Wstęp do biografii
ISBN: 978-83-7505-484-2
wyd.: WAM 2010
Jaki był Sługa Boży ksiądz Jerzy Popiełuszko? Wydaje się, że dobrze wiemy. Wielu z nas znało go osobiście, wielu uczestniczyło w pamiętnych Mszach świętych za Ojczyznę; inni słyszeli o nim jako o kimś wyjątkowym, odważnym, a zarazem skromnym, zasłuchanym w potrzeby ludzi, wrażliwym na patriotyczny ton życia. To męczennik, powtarzają się opinie, na miarę współczesnych czasów i duchowych potrzeb sporej ilości chrześcijan, nie tylko zresztą pochodzących z Polski. Co to jednak bliżej znaczy?
Jak wykorzystać owoce śmierci księdza Jerzego w praktyce dzisiejszych dni? Co czynić, aby jego postać nie znieruchomiała w hagiografi cznych uniesieniach i religijnej legendzie? Próbujmy się zastanawiać, podejmować w tym względzie mądre decyzje.
Po zakończeniu II wojny światowej Polska — wbrew nadziejom — nie zdołała odzyskać suwerenności narodowej. Została wchłonięta w orbitę wpływów Rosji sowieckiej, stając się państwem całkowicie jej podporządkowanym. Odtąd styl życia i uprawiania polityki, zwany socjalistycznym, miał zapanować powszechnie. Terror jednak (zwłaszcza w pierwszych latach powojennych) wcale nie ustał i w różnych formach przejawiał się aż do 1989 roku. Komunistom bardzo zależało na tym, aby przekonać Polaków, że to im właśnie zawdzięczają wolność i że dopiero po zwycięstwie Armii Czerwonej nad faszyzmem otwarła się szeroka droga ku zupełnie nowej rzeczywistości, nie mającej nic wspólnego z polską tysiącletnią chrześcijańską tradycją i historią, które — w ujęciu sowieckich mocodawców — utraciły swoje dotychczasowe znaczenie i obowiązywalność.

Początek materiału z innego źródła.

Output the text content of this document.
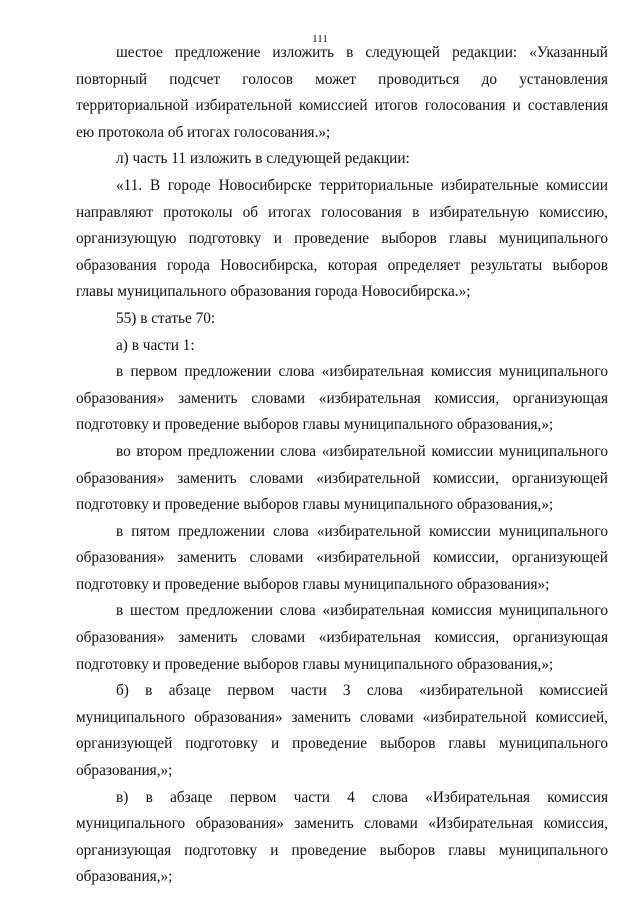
111

шестое предложение изложить в следующей редакции: «Указанный повторный подсчет голосов может проводиться до установления территориальной избирательной комиссией итогов голосования и составления ею протокола об итогах голосования.»;

л) часть 11 изложить в следующей редакции:

«11. В городе Новосибирске территориальные избирательные комиссии направляют протоколы об итогах голосования в избирательную комиссию, организующую подготовку и проведение выборов главы муниципального образования города Новосибирска, которая определяет результаты выборов главы муниципального образования города Новосибирска.»;

55) в статье 70:

а) в части 1:

в первом предложении слова «избирательная комиссия муниципального образования» заменить словами «избирательная комиссия, организующая подготовку и проведение выборов главы муниципального образования,»;

во втором предложении слова «избирательной комиссии муниципального образования» заменить словами «избирательной комиссии, организующей подготовку и проведение выборов главы муниципального образования,»;

в пятом предложении слова «избирательной комиссии муниципального образования» заменить словами «избирательной комиссии, организующей подготовку и проведение выборов главы муниципального образования»;

в шестом предложении слова «избирательная комиссия муниципального образования» заменить словами «избирательная комиссия, организующая подготовку и проведение выборов главы муниципального образования,»;

б) в абзаце первом части 3 слова «избирательной комиссией муниципального образования» заменить словами «избирательной комиссией, организующей подготовку и проведение выборов главы муниципального образования,»;

в) в абзаце первом части 4 слова «Избирательная комиссия муниципального образования» заменить словами «Избирательная комиссия, организующая подготовку и проведение выборов главы муниципального образования,»;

Rolę Kościoła katolickiego i w ogóle religii starano się ograniczać, by po jakimś czasie zupełnie wyeliminować z indywidualnej i społecznej świadomości. Ich miejsce miał zająć ideał życia bezwyznaniowego, przynoszący szczęście oparte na dyktacie partii rządzącej, które zapewni rządzący kolektyw i rozdawnictwo dóbr według z góry przyjętych ideologicznych priorytetów. Centralne planowanie, wyrugowanie własności prywatnej, rozkwit spółdzielni produkcyjnych, wszechwładne kontrolowanie wszystkich przejawów życia społecznego i osobistego, szerzenie ateizmu — oto główne wyznaczniki przewidywanego komunistycznego raju.
Te utopijne, podszyte wrogością do człowieka i Boga postulaty nigdy ostatecznie nie zwyciężyły, choć proces wyzwalania się spod ich ciężaru był długi i okupiony heroiczną postawą całego polskiego narodu. Wyroki śmierci, więzienia, inwigilacje, wreszcie próby całkowitego zlikwidowania struktur kościelnych nie przyniosły oczekiwanego rezultatu. Zwycięstwo nad dyktaturą komunistyczną nie byłoby jednak możliwe bez wsparcia niesionego przez Kościół, a zwłaszcza przez tych jego wyznawców, którzy zawierzyli Bogu i, nie bojąc się podjąć ryzyka, aż po zawsze możliwe męczeństwo, dali świadectwo prawdzie.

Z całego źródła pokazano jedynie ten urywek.